Com investimento superior a R$ 2,6 milhões, a Itaipu Binacional e a Universidade Estadual do Oeste do Paraná (Unioeste) oficializaram, na última sexta-feira (13), a entrega de novos equipamentos para a Unidade de Análise de Micropoluentes, instalada no campus de Francisco Beltrão. O destaque é um espectrômetro de massa de alta precisão, que permitirá identificar e quantificar resíduos de mais de 400 tipos de agrotóxicos em amostras humanas, animais e ambientais.

O foco principal da nova estrutura é analisar a possível relação entre a exposição a agrotóxicos e o aumento dos casos de câncer de mama no Sudoeste e Oeste do Paraná. A aquisição foi viabilizada por meio de um convênio firmado entre Itaipu e Unioeste, no valor de R$ 2.603.079,77.

O diretor-geral brasileiro da Itaipu, Enio Verri, destacou a importância da iniciativa para a saúde pública regional. “Investir em saúde e pesquisa é investir no bem-estar das pessoas. Esse laboratório é um marco para entender e combater o câncer de mama na região”, afirmou.

Coordenadora do projeto e professora da Unioeste, Carolina Panis explicou que a pesquisa sobre o tema já acumula dez anos de dados preocupantes. “Identificamos que o risco de desenvolver câncer de mama é 32% maior em mulheres expostas a agrotóxicos, com 52% mais chances de metástases. A principal via de contaminação é dérmica, especialmente durante a lavagem de roupas e equipamentos usados na aplicação de agrotóxicos”, relatou.

Panis ressaltou ainda o papel crucial da nova tecnologia: “Sem o investimento de Itaipu, dificilmente teríamos uma estrutura deste porte no Sudoeste do Paraná. Com este espectrômetro, será possível investigar de forma precisa como os agrotóxicos se correlacionam com doenças como o câncer”.

Os dados obtidos pela Unidade de Análise de Micropoluentes devem gerar informações inéditas para subsidiar políticas públicas nas áreas de saúde e meio ambiente, consolidando o Sudoeste do Paraná como referência nacional no estudo dos efeitos dos agrotóxicos.
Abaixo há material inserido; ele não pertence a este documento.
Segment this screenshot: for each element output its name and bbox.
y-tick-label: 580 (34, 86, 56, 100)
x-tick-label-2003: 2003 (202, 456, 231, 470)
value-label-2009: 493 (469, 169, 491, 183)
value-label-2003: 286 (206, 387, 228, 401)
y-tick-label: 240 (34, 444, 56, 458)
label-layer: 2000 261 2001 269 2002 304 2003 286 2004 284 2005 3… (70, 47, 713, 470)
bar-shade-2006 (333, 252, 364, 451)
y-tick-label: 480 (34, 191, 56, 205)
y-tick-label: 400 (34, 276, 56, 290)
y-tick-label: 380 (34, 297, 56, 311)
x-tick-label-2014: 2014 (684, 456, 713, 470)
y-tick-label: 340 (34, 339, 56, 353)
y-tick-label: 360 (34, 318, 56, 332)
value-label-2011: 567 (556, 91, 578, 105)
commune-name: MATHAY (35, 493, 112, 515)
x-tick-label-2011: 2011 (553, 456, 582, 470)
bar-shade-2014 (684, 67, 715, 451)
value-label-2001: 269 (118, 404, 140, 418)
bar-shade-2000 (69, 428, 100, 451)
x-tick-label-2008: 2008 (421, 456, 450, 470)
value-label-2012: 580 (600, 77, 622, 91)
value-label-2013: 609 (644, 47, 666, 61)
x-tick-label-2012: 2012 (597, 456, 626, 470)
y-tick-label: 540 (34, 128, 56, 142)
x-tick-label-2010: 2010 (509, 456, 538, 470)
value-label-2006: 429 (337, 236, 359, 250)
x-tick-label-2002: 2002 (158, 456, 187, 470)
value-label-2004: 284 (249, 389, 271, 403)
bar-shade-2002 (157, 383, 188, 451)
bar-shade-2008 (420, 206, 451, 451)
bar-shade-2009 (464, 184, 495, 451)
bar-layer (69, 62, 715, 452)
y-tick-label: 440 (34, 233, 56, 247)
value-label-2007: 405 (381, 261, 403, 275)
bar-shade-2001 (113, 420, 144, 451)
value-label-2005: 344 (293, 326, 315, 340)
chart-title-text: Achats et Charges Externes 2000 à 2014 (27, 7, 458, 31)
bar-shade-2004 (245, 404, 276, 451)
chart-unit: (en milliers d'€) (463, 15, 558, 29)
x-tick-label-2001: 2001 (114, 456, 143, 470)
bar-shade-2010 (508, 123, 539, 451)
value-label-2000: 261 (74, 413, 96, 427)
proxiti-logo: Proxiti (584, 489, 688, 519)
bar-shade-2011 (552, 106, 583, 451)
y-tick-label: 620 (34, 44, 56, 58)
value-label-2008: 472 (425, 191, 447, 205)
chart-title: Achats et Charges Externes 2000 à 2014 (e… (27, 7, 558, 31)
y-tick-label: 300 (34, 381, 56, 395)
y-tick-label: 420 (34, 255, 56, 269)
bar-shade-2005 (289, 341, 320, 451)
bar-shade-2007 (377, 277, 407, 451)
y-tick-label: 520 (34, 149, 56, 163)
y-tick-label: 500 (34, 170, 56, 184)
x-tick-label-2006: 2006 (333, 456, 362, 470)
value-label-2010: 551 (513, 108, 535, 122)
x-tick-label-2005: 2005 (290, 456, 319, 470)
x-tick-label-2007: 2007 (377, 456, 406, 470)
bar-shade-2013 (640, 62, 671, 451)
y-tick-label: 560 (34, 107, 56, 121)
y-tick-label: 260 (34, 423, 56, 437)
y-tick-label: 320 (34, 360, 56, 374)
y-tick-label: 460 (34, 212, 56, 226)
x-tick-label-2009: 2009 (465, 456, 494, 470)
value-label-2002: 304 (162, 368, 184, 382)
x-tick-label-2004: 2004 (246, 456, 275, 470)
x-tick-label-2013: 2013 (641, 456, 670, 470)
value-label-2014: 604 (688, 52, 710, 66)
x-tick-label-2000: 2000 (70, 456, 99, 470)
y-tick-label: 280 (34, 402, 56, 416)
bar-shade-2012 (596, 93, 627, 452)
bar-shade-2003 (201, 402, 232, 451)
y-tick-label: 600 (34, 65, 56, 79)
Outras parcerias entre Itaipu e Unioeste

Além da entrega do laboratório em Francisco Beltrão, a parceria entre Itaipu e Unioeste segue ativa em outros projetos. Na mesma sexta-feira (13), o diretor do campus de Foz do Iguaçu da Unioeste, Sérgio Fabriz, visitou a usina para agradecer a cooperação de longa data.

Entre os convênios em andamento está o Núcleo Jurídico de Direitos, Defesa da Mulher e Execução Penal, que desde 2011 já realizou mais de 20 mil audiências gratuitas. Outro projeto, com investimento de R$ 1,3 milhão, permitiu a reconstrução de parte do campus de Foz do Iguaçu, atingido por um vendaval em 2021.

Em Foz do Iguaçu, a Itaipu também apoia iniciativas de capacitação na área da saúde, em parceria com a prefeitura e o Hospital Municipal Padre Germano Lauck. Recentemente, a Unioeste também finalizou um laboratório especializado em microrredes elétricas. Esses sistemas isolados da rede elétrica convencional são essenciais para testar o comportamento de circuitos durante situações emergenciais, como a queda de postes ou interrupções de energia.